An initial sequence alignment for each marker was created using MAFFT version 7 (Katoh & Standley, 2014). The software Geneious Prime version 2024.0.5 was used to manually inspect the sequence alignments, editing the sequences to remove long strings of entirely ambiguous bases (encoded as N), as well as to trim sequence ends, and to refine the alignments. In some cases, some low-quality sequences were removed entirely from the alignment. The alignments were refined using the ClustalW algorithm (Sofi et al., 2022) within Geneious Prime, with gap penalties set to default values. After alignment, low-quality ends and ambiguous regions were trimmed from each sequence to retain only the high-quality, core region of the multiple sequence alignment. To identify potential issues with alignment and misidentified sequences, a single-marker phylogeny was generated for each marker using RAxML v8.2.11 (Kozlov et al., 2019), and these issues were resolved for each of the alignments prior to concatenation of the 5 single-marker multiple sequence alignments using a custom Python script. The final multi-marker multiple sequence alignment was 13,217 bp in length and contained 1696 sequences, including the newly generated sequences from 31 herbarium specimens. This alignment was used to infer a final maximum-likelihood phylogenetic tree with RAxML, using a GTRGAMMA nucleotide substitution model and five data partitions. The resulting phylogenetic tree was visualized with iTOL (Letunic & Bork, 2024). The phylogenetic tree comprises 7 classes, 67 orders, 231 families, and 1696 genera. The placement of each branch tip was checked for consistency with the reference phylogeny from Kew Tree of Life Explorer (Baker et al., 2022) and confirmed to belong to a monophyletic group at the order level. In visualizing and rooting the tree, the class Lycopodiopsida was selected as an outgroup based on an available phylogeny of vascular plants (Cole et al., 2019).
Files and variables
File: 5markers_partitions.txt
Description: Indicates the location of each of the five concatenated DNA markers (matK, ndhF, rbcL, trnF, ITS) within the FASTA alignment 'Concatenated_tree_Final_Sep06_V4.fasta'.

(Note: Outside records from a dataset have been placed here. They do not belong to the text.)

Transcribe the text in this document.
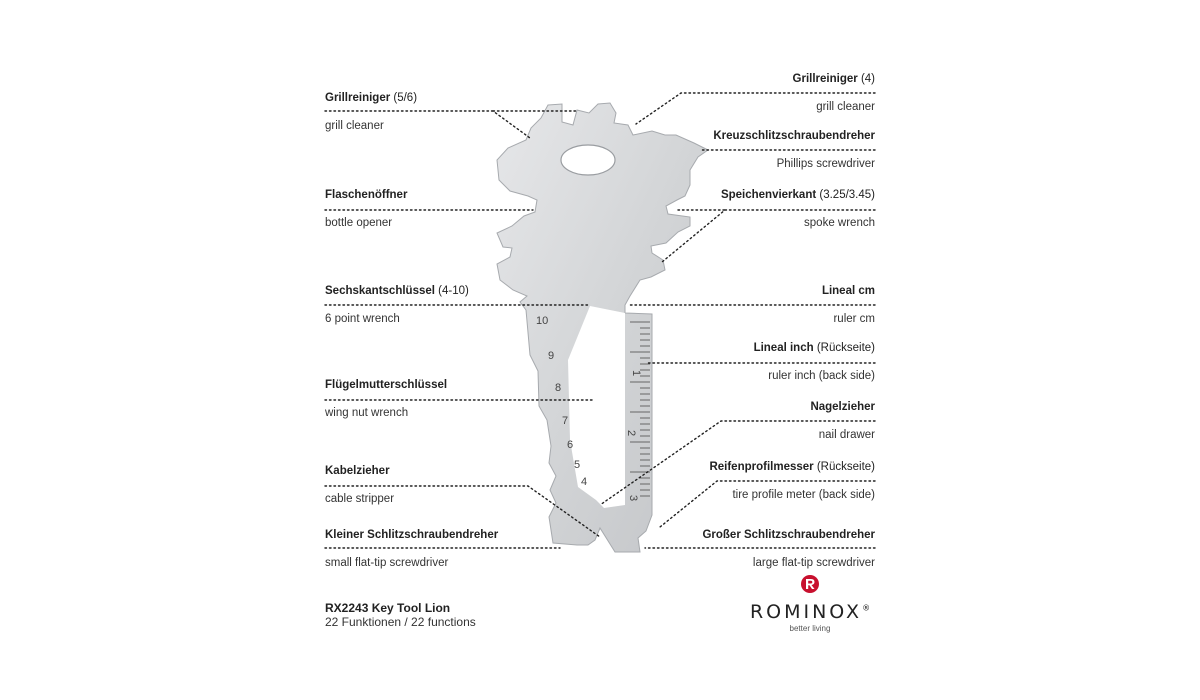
1
2
3
10
9
8
7
6
5
4
Grillreiniger (5/6)
grill cleaner
Flaschenöffner
bottle opener
Sechskantschlüssel (4-10)
6 point wrench
Flügelmutterschlüssel
wing nut wrench
Kabelzieher
cable stripper
Kleiner Schlitzschraubendreher
small flat-tip screwdriver
Grillreiniger (4)
grill cleaner
Kreuzschlitzschraubendreher
Phillips screwdriver
Speichenvierkant (3.25/3.45)
spoke wrench
Lineal cm
ruler cm
Lineal inch (Rückseite)
ruler inch (back side)
Nagelzieher
nail drawer
Reifenprofilmesser (Rückseite)
tire profile meter (back side)
Großer Schlitzschraubendreher
large flat-tip screwdriver
RX2243 Key Tool Lion
22 Funktionen / 22 functions	ROMINOX®
better living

File: Concatenated_tree_Final_Sep06_V4.fasta
Description: Multiple sequence alignment of 5 sequences for all the genera included in the study. Marker sequences that were not available for particular genera are filled instead with Ns.
File: File_S1_final_phylogeny.new
Description: Phylogeny used for all spatial phylogenetics analyses in the tree (in standard Newick file format). Tip labels indicate the genus.